In May and June of 2004, and June of 2005, the U.S. Geological Survey collected 587 new gravity stations, more than 160 line-kilometers (100 line-miles) of truck-towed magnetometer data, and 111 rock property samples in the Smoke Creek Desert and vicinity in northwest Nevada, as part of an effort to characterize its hydrogeologic framework. In the Smoke Creek Desert area, gravity highs occur over rocks of the Skedaddle Mountains, Fox Range, Granite Range, and over portions of Tertiary volcanic rocks in the Buffalo Hills. These gravity highs likely reflect basement rocks, either exposed at the surface or buried at shallow depths. The southern Smoke Creek Desert corresponds to a 25-mGal isostatic gravity low, which corresponds with a basin depth of approximately 2 km.

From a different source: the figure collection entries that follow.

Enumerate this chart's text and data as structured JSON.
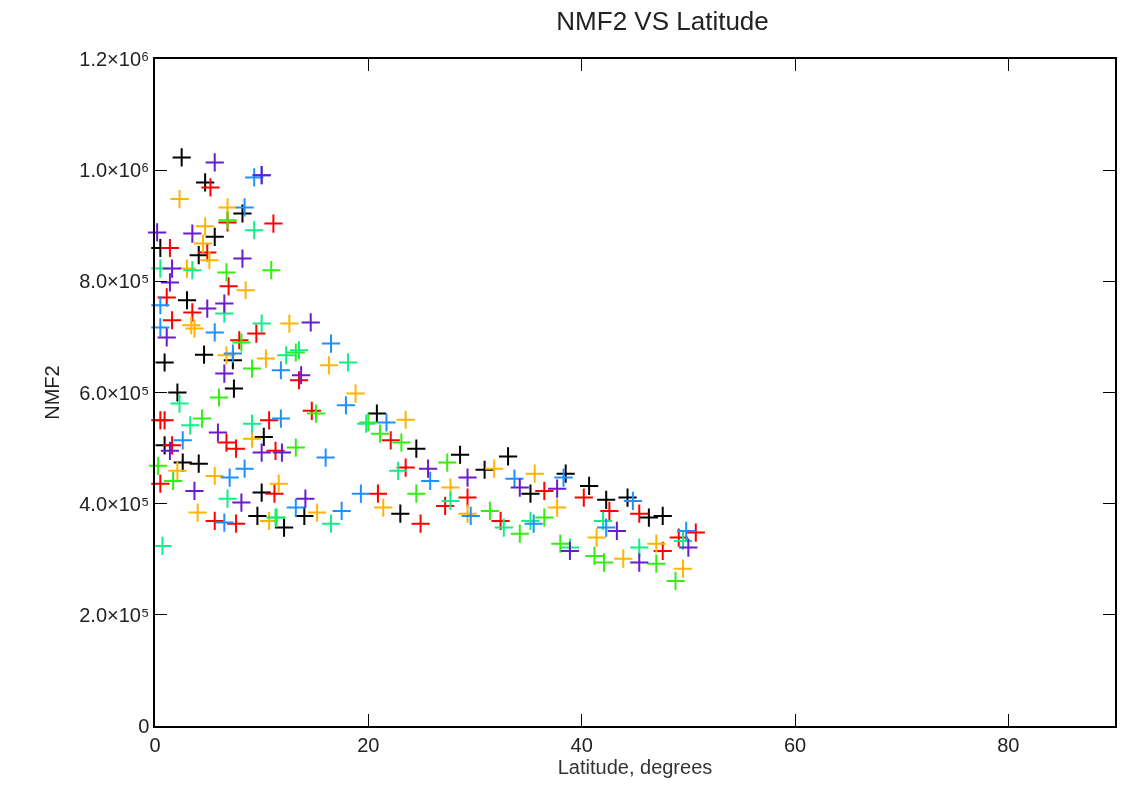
{
  "chart_data": {
    "type": "scatter",
    "title": "NMF2 VS Latitude",
    "xlabel": "Latitude, degrees",
    "ylabel": "NMF2",
    "marker": "cross",
    "grid": false,
    "xlim": [
      0,
      90
    ],
    "xticks": [
      0,
      20,
      40,
      60,
      80
    ],
    "ylim": [
      0,
      1200000
    ],
    "yticks": [
      {
        "value": 0,
        "label": "0"
      },
      {
        "value": 200000,
        "label": "2.0×10⁵"
      },
      {
        "value": 400000,
        "label": "4.0×10⁵"
      },
      {
        "value": 600000,
        "label": "6.0×10⁵"
      },
      {
        "value": 800000,
        "label": "8.0×10⁵"
      },
      {
        "value": 1000000,
        "label": "1.0×10⁶"
      },
      {
        "value": 1200000,
        "label": "1.2×10⁶"
      }
    ],
    "series": [
      {
        "color": "#000000",
        "x": [
          2.5,
          4.7,
          5.6,
          8.2,
          0.5,
          4.1,
          3,
          0.9,
          4.6,
          7.3,
          2.1,
          0.9,
          2.6,
          4.1,
          10.2,
          9.6,
          10,
          12.1,
          14,
          20.8,
          24.5,
          28.6,
          33.1,
          23,
          38.5,
          40.7,
          30.9,
          42.3,
          44.3,
          47.6,
          46.3,
          35.2,
          7.4
        ],
        "values": [
          1023000,
          978000,
          880000,
          922000,
          860000,
          847000,
          766000,
          654000,
          668000,
          658000,
          600000,
          505000,
          474000,
          472000,
          520000,
          378000,
          420000,
          357000,
          378000,
          562000,
          499000,
          488000,
          485000,
          382000,
          454000,
          432000,
          461000,
          407000,
          411000,
          378000,
          375000,
          418000,
          607000
        ]
      },
      {
        "color": "#ff0000",
        "x": [
          5.2,
          11.1,
          6.8,
          1.4,
          4.9,
          6.9,
          1.1,
          3.5,
          1.6,
          9.5,
          7.9,
          0.5,
          0.9,
          1.6,
          7.6,
          5.6,
          0.5,
          7.6,
          6.7,
          11.3,
          11.2,
          14.7,
          13.5,
          10.7,
          24.9,
          50.7,
          32.4,
          29.3,
          22.1,
          27.2,
          40.2,
          47.6,
          36.5,
          23.5,
          45.4,
          42.6,
          49.1,
          20.9
        ],
        "values": [
          969000,
          904000,
          906000,
          860000,
          852000,
          791000,
          771000,
          744000,
          730000,
          706000,
          694000,
          550000,
          550000,
          505000,
          364000,
          369000,
          436000,
          499000,
          510000,
          495000,
          418000,
          567000,
          622000,
          550000,
          364000,
          348000,
          369000,
          411000,
          514000,
          396000,
          411000,
          315000,
          423000,
          465000,
          382000,
          387000,
          339000,
          418000
        ]
      },
      {
        "color": "#ffb400",
        "x": [
          2.3,
          6.8,
          4.7,
          4.5,
          5.1,
          3,
          8.5,
          3.7,
          3.4,
          12.6,
          6.7,
          16.3,
          18.8,
          10.4,
          5.6,
          2.1,
          4,
          10.7,
          11.6,
          9.1,
          15.2,
          23.5,
          35.6,
          31.8,
          43.9,
          49.5,
          47,
          41.4,
          29.3,
          21.4,
          37.7,
          27.7
        ],
        "values": [
          948000,
          933000,
          899000,
          868000,
          838000,
          823000,
          784000,
          715000,
          721000,
          724000,
          667000,
          649000,
          598000,
          661000,
          450000,
          459000,
          384000,
          369000,
          436000,
          517000,
          384000,
          551000,
          454000,
          463000,
          301000,
          283000,
          328000,
          339000,
          382000,
          393000,
          393000,
          429000
        ]
      },
      {
        "color": "#33ee11",
        "x": [
          6.8,
          10.9,
          6.7,
          9.1,
          13.2,
          6,
          8.1,
          4.4,
          1.7,
          0.3,
          11.4,
          15.1,
          13.2,
          20,
          21.1,
          23.1,
          27.4,
          34.2,
          38,
          41.2,
          42.1,
          48.8,
          36.5,
          24.5,
          31.4,
          47
        ],
        "values": [
          910000,
          820000,
          816000,
          643000,
          672000,
          591000,
          690000,
          553000,
          441000,
          468000,
          375000,
          562000,
          501000,
          546000,
          526000,
          510000,
          474000,
          346000,
          328000,
          306000,
          294000,
          261000,
          375000,
          418000,
          387000,
          292000
        ]
      },
      {
        "color": "#11ee88",
        "x": [
          0.7,
          9.3,
          3.5,
          0.5,
          6.5,
          10,
          18.1,
          13.5,
          12.3,
          2.3,
          3.3,
          6.8,
          9.1,
          16.5,
          19.8,
          11.3,
          38.9,
          35.2,
          45.4,
          22.8,
          32.7,
          27.7,
          49.5,
          42
        ],
        "values": [
          324000,
          892000,
          820000,
          823000,
          742000,
          724000,
          654000,
          676000,
          667000,
          580000,
          541000,
          409000,
          544000,
          364000,
          544000,
          375000,
          321000,
          369000,
          321000,
          459000,
          357000,
          405000,
          333000,
          369000
        ]
      },
      {
        "color": "#1e90ff",
        "x": [
          10,
          9.3,
          8.4,
          0.5,
          5.6,
          16.5,
          7.3,
          11.8,
          0.5,
          2.6,
          7,
          6.5,
          8.4,
          11.8,
          17.9,
          13.2,
          17.5,
          16,
          21.7,
          33.7,
          29.6,
          38.3,
          44.8,
          49.8,
          35.5,
          25.8,
          42.3,
          19.3
        ],
        "values": [
          991000,
          987000,
          933000,
          717000,
          708000,
          688000,
          670000,
          640000,
          757000,
          514000,
          447000,
          366000,
          463000,
          553000,
          577000,
          393000,
          387000,
          483000,
          546000,
          445000,
          378000,
          447000,
          405000,
          351000,
          364000,
          441000,
          357000,
          418000
        ]
      },
      {
        "color": "#6a1bd0",
        "x": [
          5.6,
          10,
          3.5,
          8.2,
          1.6,
          1.4,
          4.9,
          6.5,
          14.6,
          1.1,
          6.5,
          13.7,
          0.2,
          5.9,
          1.4,
          3.7,
          8.1,
          14.1,
          10,
          11.9,
          25.6,
          34.2,
          37.7,
          38.9,
          45.4,
          50,
          43.3,
          29.3
        ],
        "values": [
          1014000,
          991000,
          886000,
          841000,
          823000,
          798000,
          751000,
          760000,
          726000,
          699000,
          634000,
          631000,
          888000,
          528000,
          495000,
          423000,
          402000,
          409000,
          492000,
          492000,
          463000,
          429000,
          427000,
          315000,
          294000,
          321000,
          351000,
          447000
        ]
      }
    ]
  }
}
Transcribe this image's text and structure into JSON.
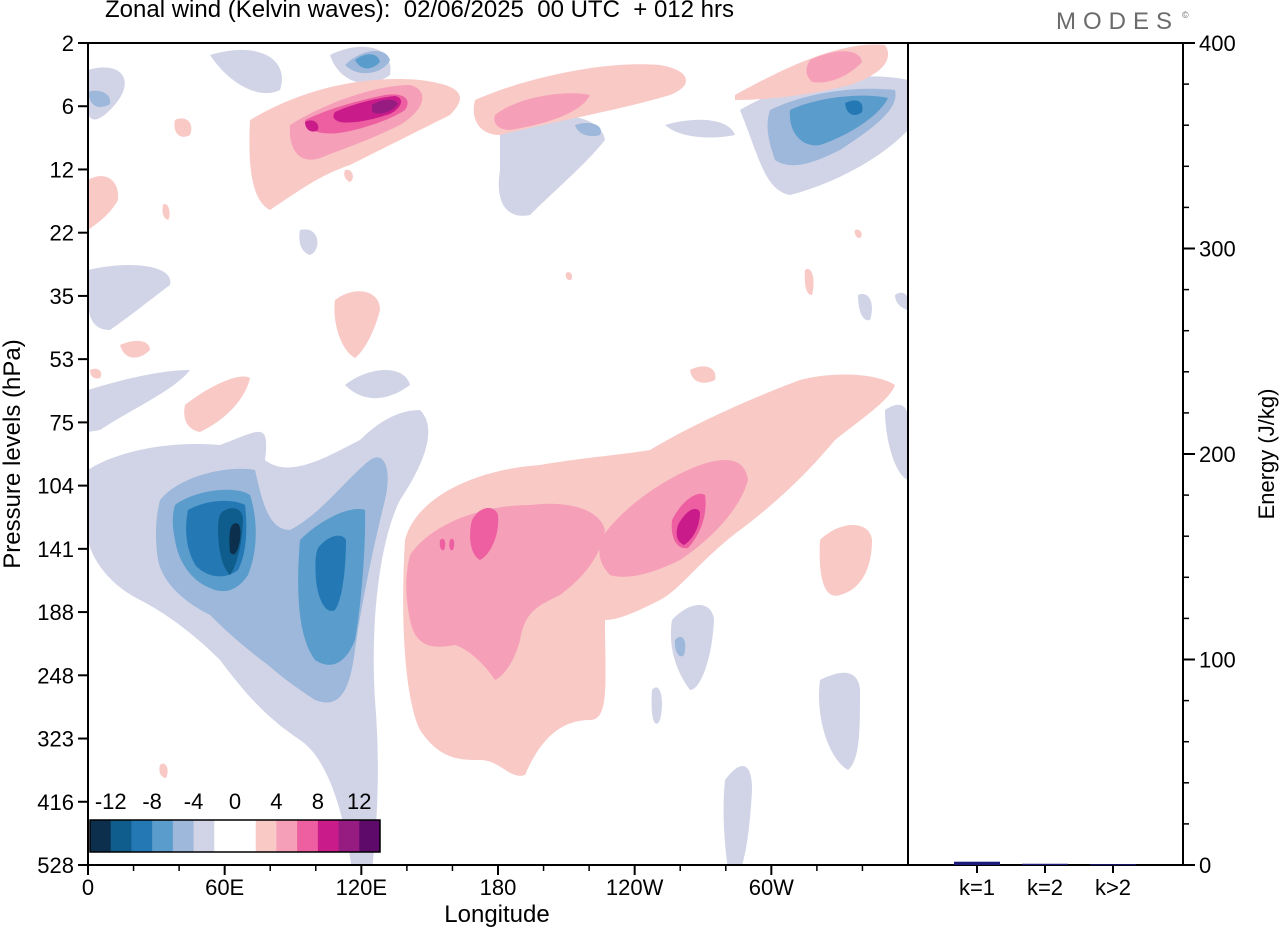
{
  "title": "Zonal wind (Kelvin waves):  02/06/2025  00 UTC  + 012 hrs",
  "brand": "MODES",
  "brand_mark": "©",
  "chart_data": [
    {
      "type": "heatmap",
      "title": "Zonal wind (Kelvin waves):  02/06/2025  00 UTC  + 012 hrs",
      "xlabel": "Longitude",
      "ylabel": "Pressure levels (hPa)",
      "x_ticks": [
        "0",
        "60E",
        "120E",
        "180",
        "120W",
        "60W"
      ],
      "y_ticks": [
        "2",
        "6",
        "12",
        "22",
        "35",
        "53",
        "75",
        "104",
        "141",
        "188",
        "248",
        "323",
        "416",
        "528"
      ],
      "colorbar": {
        "labels": [
          "-12",
          "-8",
          "-4",
          "0",
          "4",
          "8",
          "12"
        ],
        "colors": [
          "#0b2f4d",
          "#0f5d8c",
          "#2479b5",
          "#5a9ccb",
          "#9db8da",
          "#d1d4e7",
          "#ffffff",
          "#ffffff",
          "#f9c9c6",
          "#f5a0b8",
          "#ed5fa1",
          "#c91b8a",
          "#961c82",
          "#5d0a6b"
        ]
      },
      "features": [
        {
          "sign": "negative",
          "level": -14,
          "lon_range": [
            60,
            70
          ],
          "p_range": [
            120,
            160
          ]
        },
        {
          "sign": "negative",
          "level": -8,
          "lon_range": [
            45,
            75
          ],
          "p_range": [
            104,
            220
          ]
        },
        {
          "sign": "negative",
          "level": -6,
          "lon_range": [
            100,
            115
          ],
          "p_range": [
            141,
            210
          ]
        },
        {
          "sign": "negative",
          "level": -4,
          "lon_range": [
            40,
            125
          ],
          "p_range": [
            104,
            260
          ]
        },
        {
          "sign": "positive",
          "level": 6,
          "lon_range": [
            160,
            205
          ],
          "p_range": [
            115,
            200
          ]
        },
        {
          "sign": "positive",
          "level": 8,
          "lon_range": [
            255,
            270
          ],
          "p_range": [
            110,
            150
          ]
        },
        {
          "sign": "positive",
          "level": 4,
          "lon_range": [
            145,
            300
          ],
          "p_range": [
            75,
            300
          ]
        },
        {
          "sign": "positive",
          "level": 10,
          "lon_range": [
            95,
            145
          ],
          "p_range": [
            5,
            9
          ]
        },
        {
          "sign": "negative",
          "level": -6,
          "lon_range": [
            300,
            345
          ],
          "p_range": [
            5,
            12
          ]
        }
      ]
    },
    {
      "type": "bar",
      "categories": [
        "k=1",
        "k=2",
        "k>2"
      ],
      "values": [
        1.6,
        0.6,
        0.4
      ],
      "ylabel": "Energy (J/kg)",
      "ylim": [
        0,
        400
      ],
      "y_ticks": [
        "0",
        "100",
        "200",
        "300",
        "400"
      ],
      "bar_color": "#1a1a7a"
    }
  ]
}
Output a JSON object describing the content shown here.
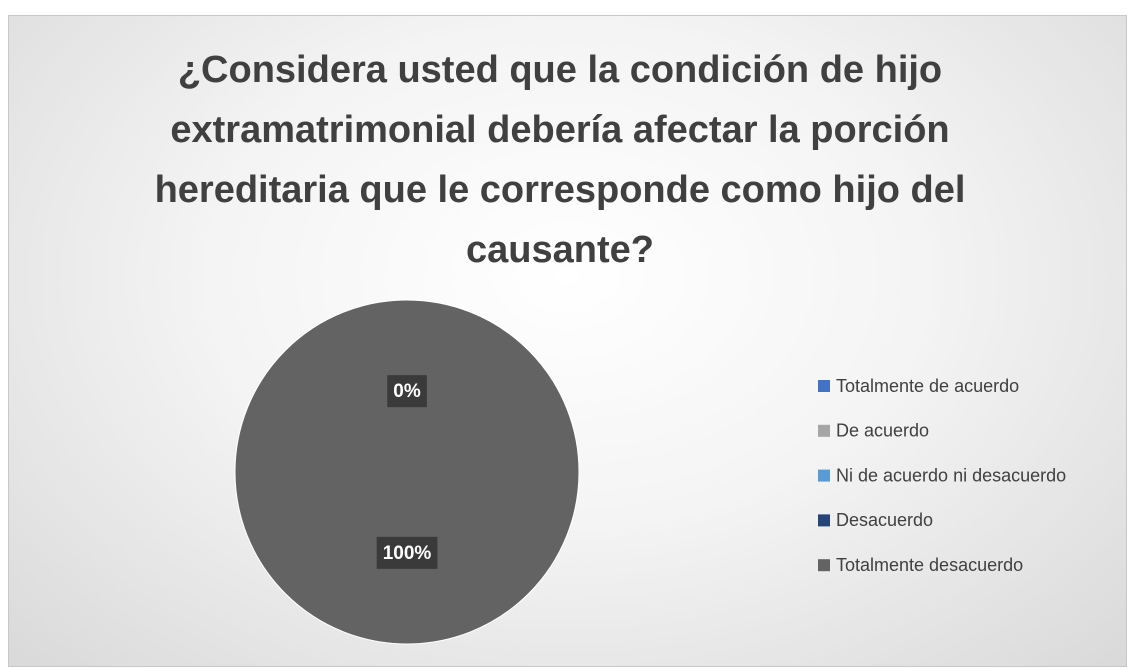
{
  "chart_data": {
    "type": "pie",
    "title": "¿Considera usted que la condición de hijo extramatrimonial debería afectar la porción hereditaria que le corresponde como hijo del causante?",
    "categories": [
      "Totalmente de acuerdo",
      "De acuerdo",
      "Ni de acuerdo ni desacuerdo",
      "Desacuerdo",
      "Totalmente desacuerdo"
    ],
    "values": [
      0,
      0,
      0,
      0,
      100
    ],
    "value_labels": [
      "0%",
      null,
      null,
      null,
      "100%"
    ],
    "colors": [
      "#4472c4",
      "#a5a5a5",
      "#5b9bd5",
      "#264478",
      "#636363"
    ],
    "legend": "right"
  }
}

Magnetic highs are likely due to granitic, andesitic, and metavolcanic rocks, whereas magnetic lows are probably associated with less magnetic gneiss and metasedimentary rocks in the region. Three distinctive patterns of magnetic anomalies occur throughout the Smoke Creek Desert and Squaw Creek Valley, likely reflecting three different geological and structural settings.